That's actually pretty simple once you really understand what zip()
does.
The zip
function takes several arguments (all of iterable type) and pair items from these iterables according to their respective positions.
For example, say we have two arguments ranked_athletes, rewards
passed to zip
, the function call zip(ranked_athletes, rewards
) will:
- pair athlete that ranked first (position i=0) with the first/best reward (position i=0)
- it will move the the next element, i=1
- pair the 2nd athlete with its reward, the 2nd from
reward
.
- ...
This will be repeated until there is either no more athlete or reward left. For example if we take the 100m at the 2016 olympics and zip
the rewards we have:
ranked_athletes = ["Usain Bolt", "Justin Gatlin", "Andre De Grasse", "Yohan Blake"]
rewards = ["Gold medal", "Silver medal", "Bronze medal"]

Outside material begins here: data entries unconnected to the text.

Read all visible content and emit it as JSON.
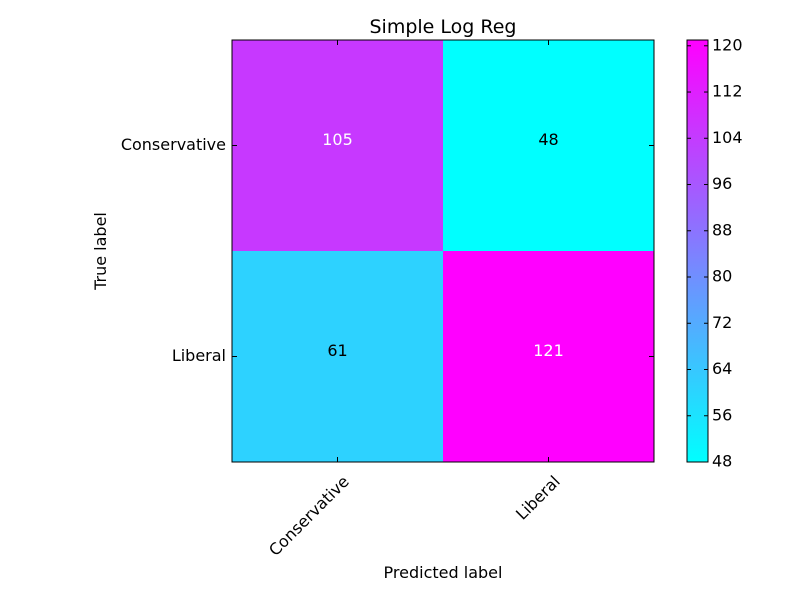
{
  "chart_data": {
    "type": "heatmap",
    "title": "Simple Log Reg",
    "xlabel": "Predicted label",
    "ylabel": "True label",
    "x_categories": [
      "Conservative",
      "Liberal"
    ],
    "y_categories": [
      "Conservative",
      "Liberal"
    ],
    "values": [
      [
        105,
        48
      ],
      [
        61,
        121
      ]
    ],
    "colormap": "cool",
    "color_min": "#00ffff",
    "color_max": "#ff00ff",
    "colorbar": {
      "min": 48,
      "max": 121,
      "ticks": [
        48,
        56,
        64,
        72,
        80,
        88,
        96,
        104,
        112,
        120
      ]
    },
    "grid": false
  }
}
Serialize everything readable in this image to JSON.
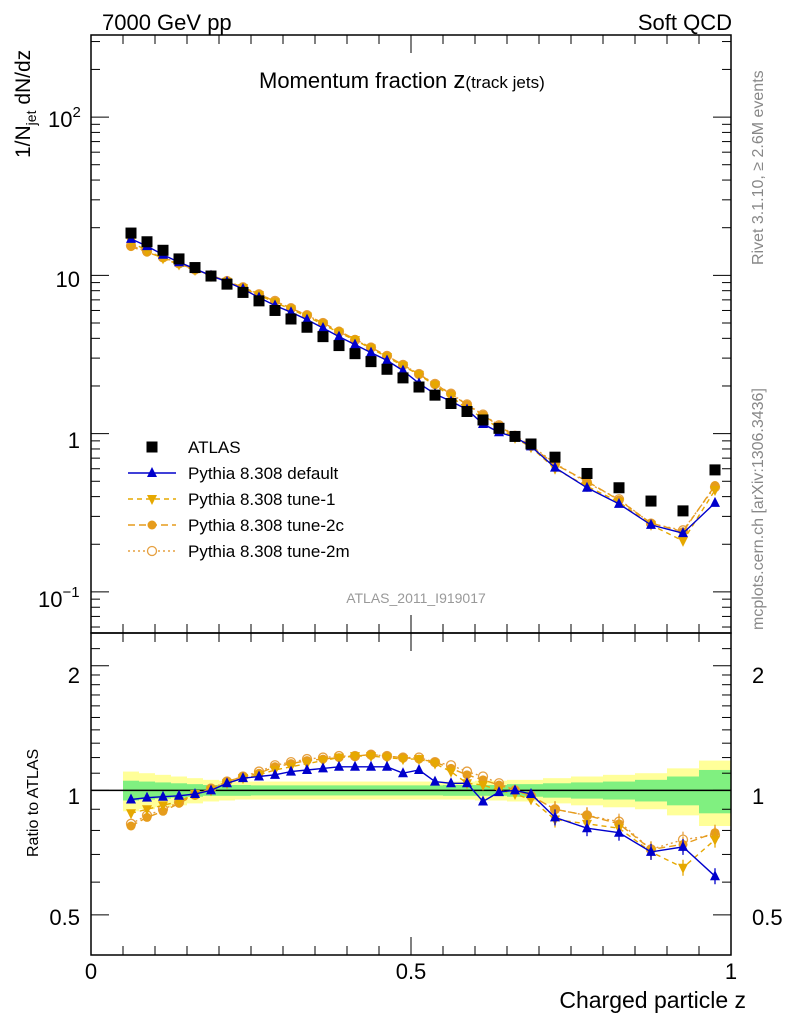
{
  "header": {
    "left": "7000 GeV pp",
    "right": "Soft QCD"
  },
  "title_main": "Momentum fraction ",
  "title_z": "z",
  "title_sub": "(track jets)",
  "side_right_top": "Rivet 3.1.10, ≥ 2.6M events",
  "side_right_bottom": "mcplots.cern.ch [arXiv:1306.3436]",
  "watermark": "ATLAS_2011_I919017",
  "ylabel_main_parts": {
    "a": "1/N",
    "sub": "jet",
    "b": " dN/dz"
  },
  "ylabel_ratio": "Ratio to ATLAS",
  "xlabel": "Charged particle z",
  "x_ticks": [
    "0",
    "0.5",
    "1"
  ],
  "main_y_ticks": {
    "hundred": "10",
    "hundred_exp": "2",
    "ten": "10",
    "one": "1",
    "tenth": "10",
    "tenth_exp": "−1"
  },
  "ratio_y_ticks": [
    "2",
    "1",
    "0.5"
  ],
  "legend": [
    {
      "label": "ATLAS"
    },
    {
      "label": "Pythia 8.308 default"
    },
    {
      "label": "Pythia 8.308 tune-1"
    },
    {
      "label": "Pythia 8.308 tune-2c"
    },
    {
      "label": "Pythia 8.308 tune-2m"
    }
  ],
  "colors": {
    "data": "#000000",
    "default": "#0000cc",
    "tune": "#e6a800",
    "tune2c": "#e69c1c",
    "tune2m": "#e6a040",
    "band_inner": "#80f080",
    "band_outer": "#ffff99"
  },
  "chart_data": {
    "type": "line",
    "xlabel": "Charged particle z",
    "ylabel": "1/N_jet dN/dz",
    "xlim": [
      0,
      1
    ],
    "ylim_main": [
      0.055,
      330
    ],
    "ylim_ratio": [
      0.4,
      2.4
    ],
    "y_scale": "log",
    "legend_position": "lower-left",
    "x": [
      0.0625,
      0.0875,
      0.1125,
      0.1375,
      0.1625,
      0.1875,
      0.2125,
      0.2375,
      0.2625,
      0.2875,
      0.3125,
      0.3375,
      0.3625,
      0.3875,
      0.4125,
      0.4375,
      0.4625,
      0.4875,
      0.5125,
      0.5375,
      0.5625,
      0.5875,
      0.6125,
      0.6375,
      0.6625,
      0.6875,
      0.725,
      0.775,
      0.825,
      0.875,
      0.925,
      0.975
    ],
    "series": [
      {
        "name": "ATLAS",
        "marker": "square",
        "values": [
          18.5,
          16.3,
          14.4,
          12.7,
          11.2,
          9.9,
          8.8,
          7.8,
          6.9,
          6.0,
          5.3,
          4.7,
          4.1,
          3.6,
          3.2,
          2.85,
          2.55,
          2.25,
          1.97,
          1.75,
          1.55,
          1.38,
          1.22,
          1.08,
          0.96,
          0.86,
          0.71,
          0.56,
          0.455,
          0.375,
          0.325,
          0.59
        ]
      },
      {
        "name": "Pythia 8.308 default",
        "marker": "triangle-up",
        "values": [
          17.0,
          15.3,
          13.5,
          12.1,
          11.0,
          9.95,
          9.1,
          8.2,
          7.25,
          6.45,
          5.85,
          5.25,
          4.65,
          4.1,
          3.65,
          3.25,
          2.9,
          2.5,
          2.08,
          1.78,
          1.6,
          1.42,
          1.15,
          1.02,
          0.95,
          0.83,
          0.61,
          0.455,
          0.36,
          0.265,
          0.235,
          0.365
        ]
      },
      {
        "name": "Pythia 8.308 tune-1",
        "marker": "triangle-down",
        "values": [
          16.3,
          14.3,
          12.8,
          11.7,
          10.8,
          9.9,
          9.1,
          8.3,
          7.5,
          6.75,
          6.1,
          5.5,
          4.9,
          4.35,
          3.9,
          3.45,
          3.05,
          2.68,
          2.35,
          2.02,
          1.72,
          1.43,
          1.26,
          1.08,
          0.94,
          0.82,
          0.6,
          0.465,
          0.37,
          0.265,
          0.21,
          0.44
        ]
      },
      {
        "name": "Pythia 8.308 tune-2c",
        "marker": "circle",
        "values": [
          15.2,
          14.0,
          12.9,
          11.8,
          10.9,
          10.0,
          9.2,
          8.4,
          7.6,
          6.85,
          6.2,
          5.6,
          5.0,
          4.45,
          3.95,
          3.5,
          3.1,
          2.72,
          2.37,
          2.05,
          1.78,
          1.52,
          1.31,
          1.12,
          0.96,
          0.83,
          0.64,
          0.5,
          0.38,
          0.272,
          0.24,
          0.47
        ]
      },
      {
        "name": "Pythia 8.308 tune-2m",
        "marker": "circle-open",
        "values": [
          15.4,
          14.2,
          13.0,
          11.9,
          10.9,
          10.0,
          9.2,
          8.4,
          7.6,
          6.9,
          6.2,
          5.6,
          5.0,
          4.4,
          3.9,
          3.5,
          3.1,
          2.72,
          2.38,
          2.06,
          1.79,
          1.53,
          1.32,
          1.13,
          0.97,
          0.84,
          0.65,
          0.49,
          0.385,
          0.27,
          0.245,
          0.46
        ]
      }
    ],
    "ratio": [
      {
        "name": "Pythia 8.308 default",
        "values": [
          0.95,
          0.96,
          0.965,
          0.97,
          0.98,
          1.0,
          1.04,
          1.07,
          1.08,
          1.09,
          1.11,
          1.12,
          1.13,
          1.14,
          1.14,
          1.14,
          1.14,
          1.1,
          1.12,
          1.05,
          1.04,
          1.04,
          0.94,
          0.99,
          1.0,
          0.98,
          0.86,
          0.81,
          0.79,
          0.71,
          0.73,
          0.62
        ]
      },
      {
        "name": "Pythia 8.308 tune-1",
        "values": [
          0.88,
          0.9,
          0.92,
          0.94,
          0.98,
          1.0,
          1.04,
          1.07,
          1.09,
          1.12,
          1.14,
          1.16,
          1.18,
          1.2,
          1.21,
          1.21,
          1.2,
          1.19,
          1.19,
          1.16,
          1.11,
          1.04,
          1.03,
          1.0,
          0.98,
          0.95,
          0.85,
          0.83,
          0.81,
          0.71,
          0.65,
          0.76
        ]
      },
      {
        "name": "Pythia 8.308 tune-2c",
        "values": [
          0.82,
          0.86,
          0.89,
          0.93,
          0.975,
          1.01,
          1.05,
          1.08,
          1.1,
          1.14,
          1.16,
          1.18,
          1.19,
          1.2,
          1.21,
          1.22,
          1.21,
          1.2,
          1.19,
          1.17,
          1.13,
          1.09,
          1.06,
          1.03,
          1.0,
          0.97,
          0.9,
          0.87,
          0.83,
          0.72,
          0.74,
          0.79
        ]
      },
      {
        "name": "Pythia 8.308 tune-2m",
        "values": [
          0.83,
          0.87,
          0.9,
          0.935,
          0.975,
          1.01,
          1.05,
          1.08,
          1.11,
          1.15,
          1.17,
          1.19,
          1.2,
          1.21,
          1.21,
          1.22,
          1.21,
          1.2,
          1.2,
          1.17,
          1.15,
          1.11,
          1.08,
          1.04,
          1.0,
          0.97,
          0.9,
          0.87,
          0.84,
          0.72,
          0.76,
          0.78
        ]
      }
    ],
    "ratio_band": {
      "inner_half_width": [
        0.055,
        0.05,
        0.045,
        0.04,
        0.035,
        0.03,
        0.03,
        0.03,
        0.028,
        0.028,
        0.028,
        0.028,
        0.028,
        0.028,
        0.028,
        0.028,
        0.028,
        0.028,
        0.028,
        0.028,
        0.03,
        0.03,
        0.03,
        0.03,
        0.035,
        0.035,
        0.04,
        0.045,
        0.05,
        0.06,
        0.08,
        0.12
      ],
      "outer_half_width": [
        0.11,
        0.1,
        0.09,
        0.08,
        0.07,
        0.06,
        0.055,
        0.05,
        0.05,
        0.05,
        0.05,
        0.05,
        0.05,
        0.05,
        0.05,
        0.05,
        0.05,
        0.05,
        0.05,
        0.05,
        0.05,
        0.05,
        0.055,
        0.055,
        0.06,
        0.06,
        0.07,
        0.08,
        0.09,
        0.1,
        0.13,
        0.18
      ]
    }
  }
}
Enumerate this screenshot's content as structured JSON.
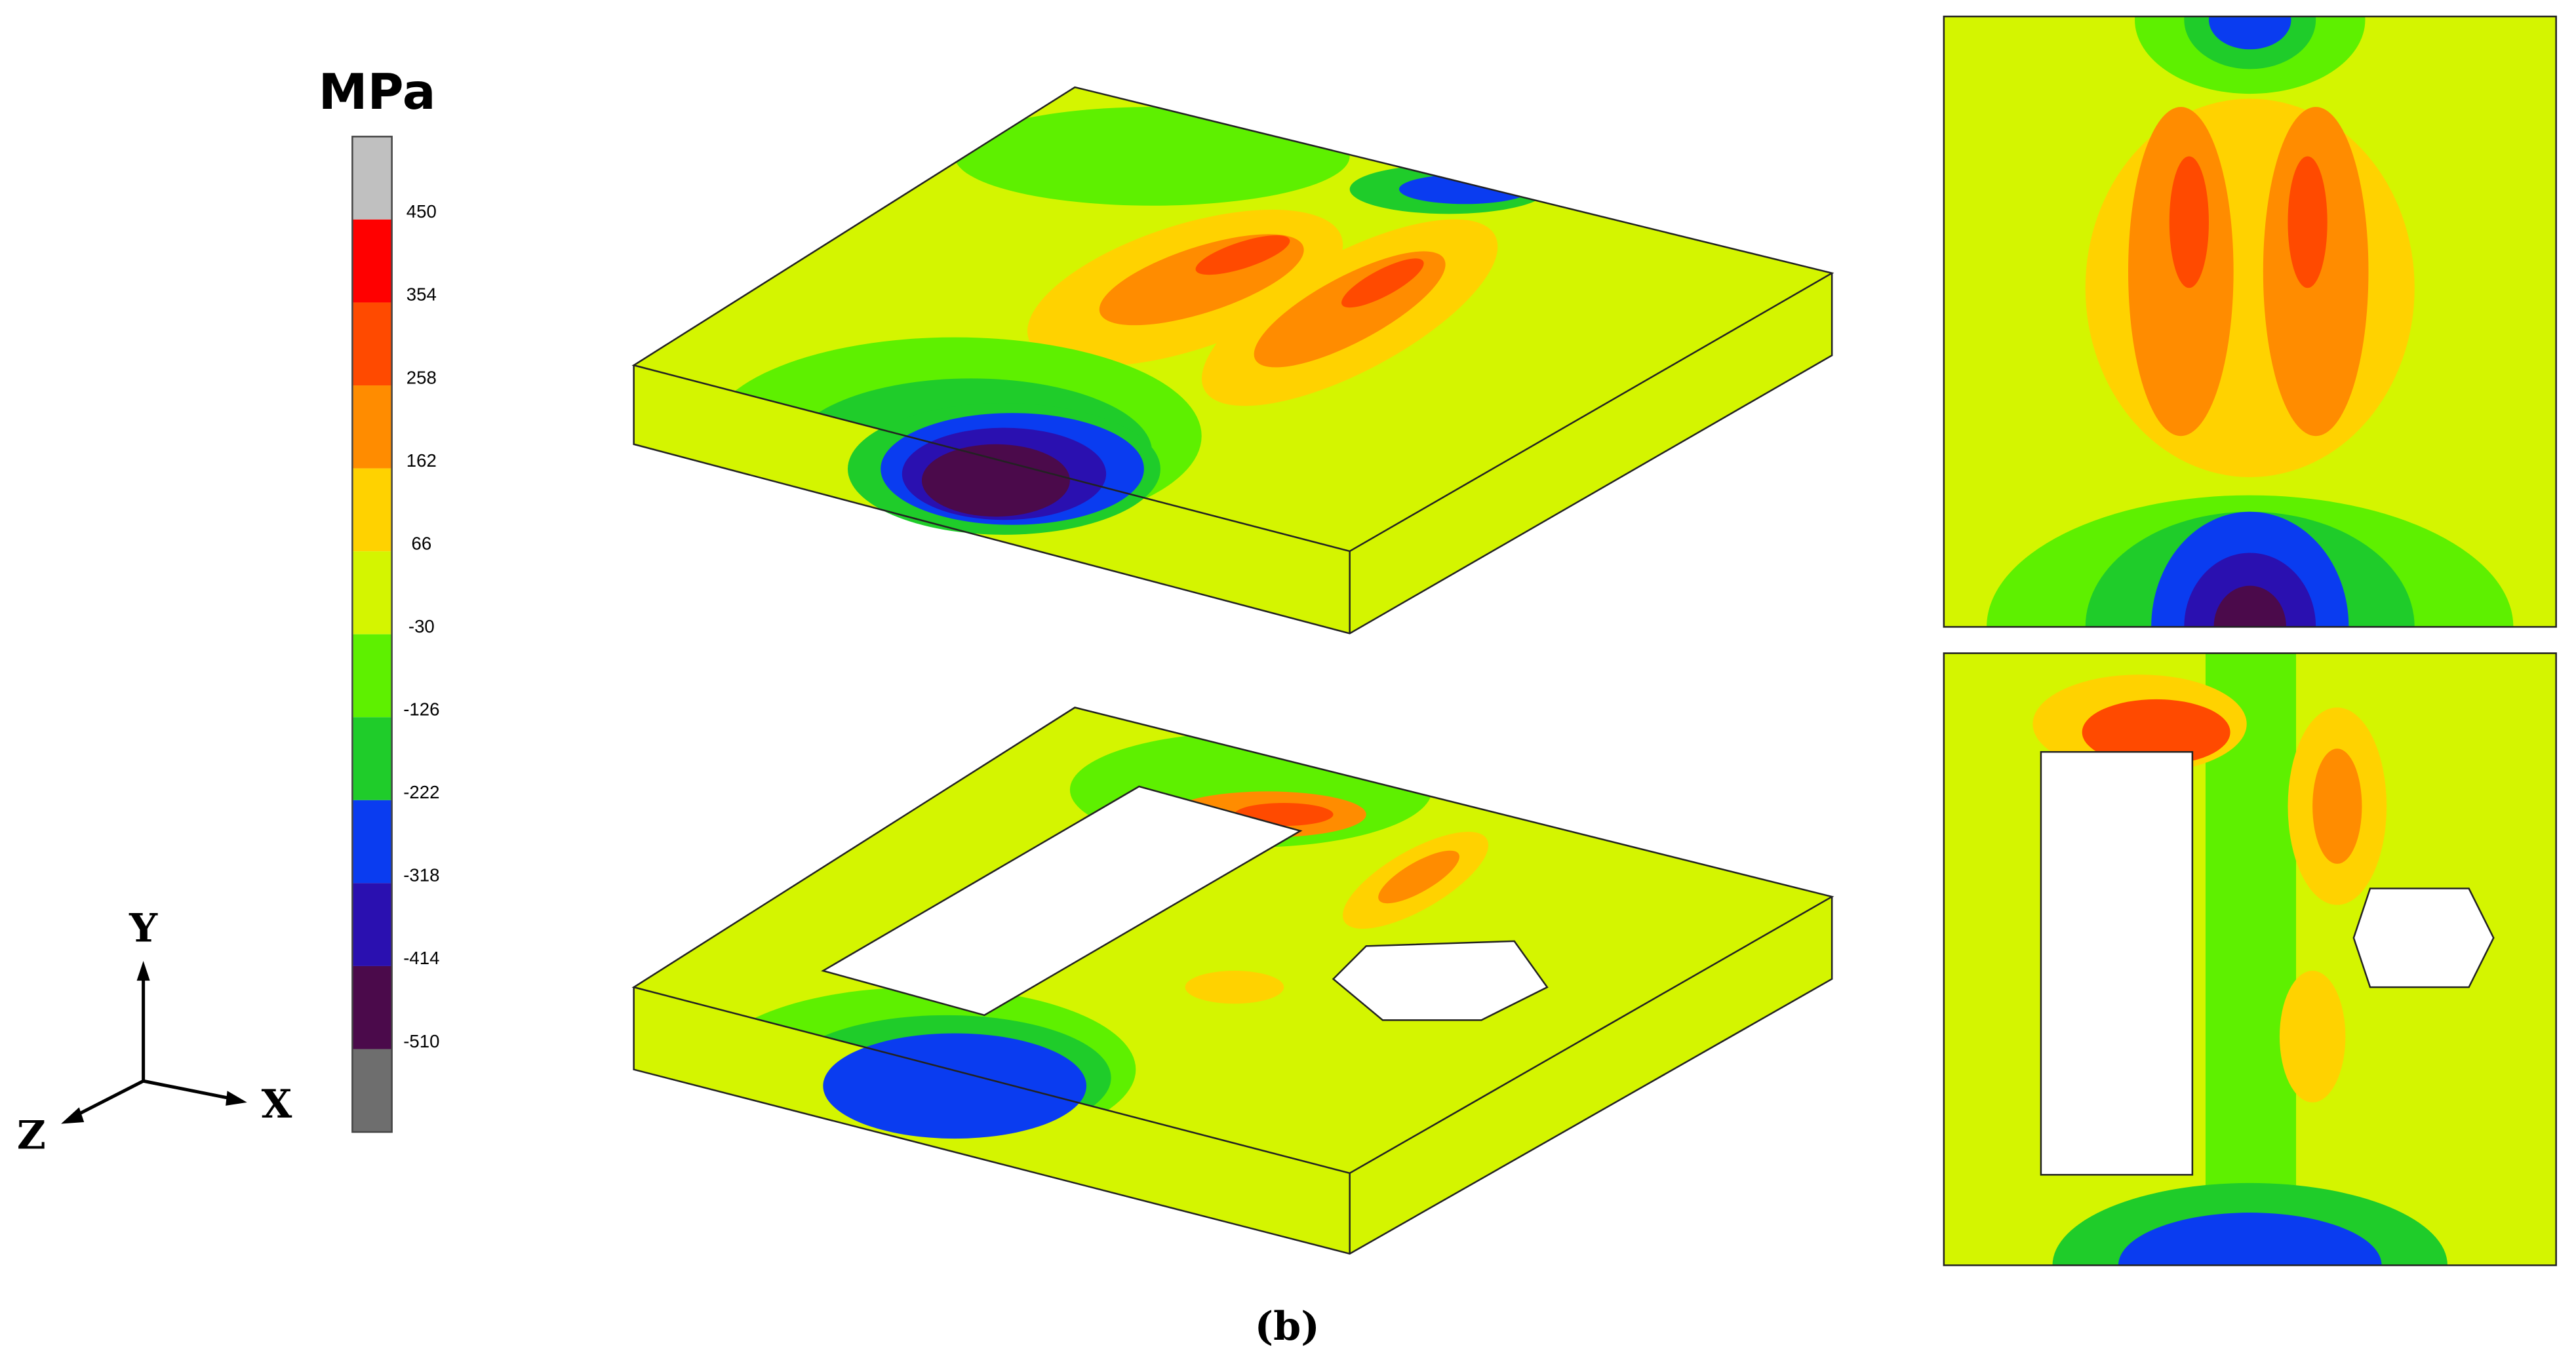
{
  "colorbar": {
    "unit": "MPa",
    "labels": [
      450,
      354,
      258,
      162,
      66,
      -30,
      -126,
      -222,
      -318,
      -414,
      -510
    ],
    "colors": [
      "#c0c0c0",
      "#ff0000",
      "#ff4a00",
      "#ff8c00",
      "#ffd200",
      "#d4f500",
      "#5ef000",
      "#1fcc2a",
      "#0a3cf0",
      "#2a10b0",
      "#4b0a4b",
      "#6e6e6e"
    ]
  },
  "axes": {
    "y": "Y",
    "x": "X",
    "z": "Z"
  },
  "caption": "(b)"
}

zip(ranked_athletes, rewards)
Will return an iterator over the following tuples (pairs):
('Usain Bolt', 'Gold medal')
('Justin Gatlin', 'Silver medal')
('Andre De Grasse', 'Bronze medal')
Notice how Yohan Blake has no reward (because there are no more reward left in the rewards
list).
The *
operator allows to unpack a list, for example the list [1, 2]
unpacks to 1, 2
. It basically transform one object into many (as many as the size of the list). You can read more about this operator(s) here.
So if we combine these two, zip(*x)
actually means: take this list of objects, unpack it to many objects and pair items from all these objects according to their indexes. It only make sense if the objects are iterable (like lists for example) otherwise the notion of index doesn't really make sense.
Here is what it looks like if you do it step by step:
>>> print(x) # x is a list of lists
[[1, 2, 3], ['a', 'b', 'c', 'd']]
>>> print(*x) # unpack x
[1, 2, 3] ['a', 'b', 'c', 'd']
>>> print(list(zip(*x))) # And pair items from the resulting lists
[(1, 'a'), (2, 'b'), (3, 'c')]
Note that in this case, if we call print(list(zip(x)))
we will just pair items from x
(which are 2 lists) with nothing (as there are no other iterable to pair them with):
[ ([1, 2, 3], ), (['a', 'b', 'c', 'd'], )]
^ ^
[1, 2, 3] is paired with nothing |
|
same for the 2nd item from x: ['a', 'b', 'c', 'd']
Another good way to understand how zip
works is by implementing your own version, here is something that will do more or less the same job as zip
but limited to the case of two lists (instead of many iterables):
def zip_two_lists(A, B):
shortest_list_size = min(len(A), len(B))
# We create empty pairs
pairs = [tuple() for _ in range(shortest_list_size)]
# And fill them with items from each iterable
# according to their the items index:
for index in range(shortest_list_size):
pairs[index] = (A[index], B[index])
return pairs
print(zip_two_lists(*x))
# Outputs: [(1, 'a'), (2, 'b'), (3, 'c')]
Notice how I didn't call print(list(zip_two_lists(*x)))
that's because this function unlike the real zip
isn't a generator (a function that constructs an iterator), but instead we create a list in memory. Therefore this function is not as good, you can find a better approximation to the real zip
in Python's documentation. It's often a good idea to read these code equivalences you have all around this documentation, it's a good way to understand what a function does without any ambiguity.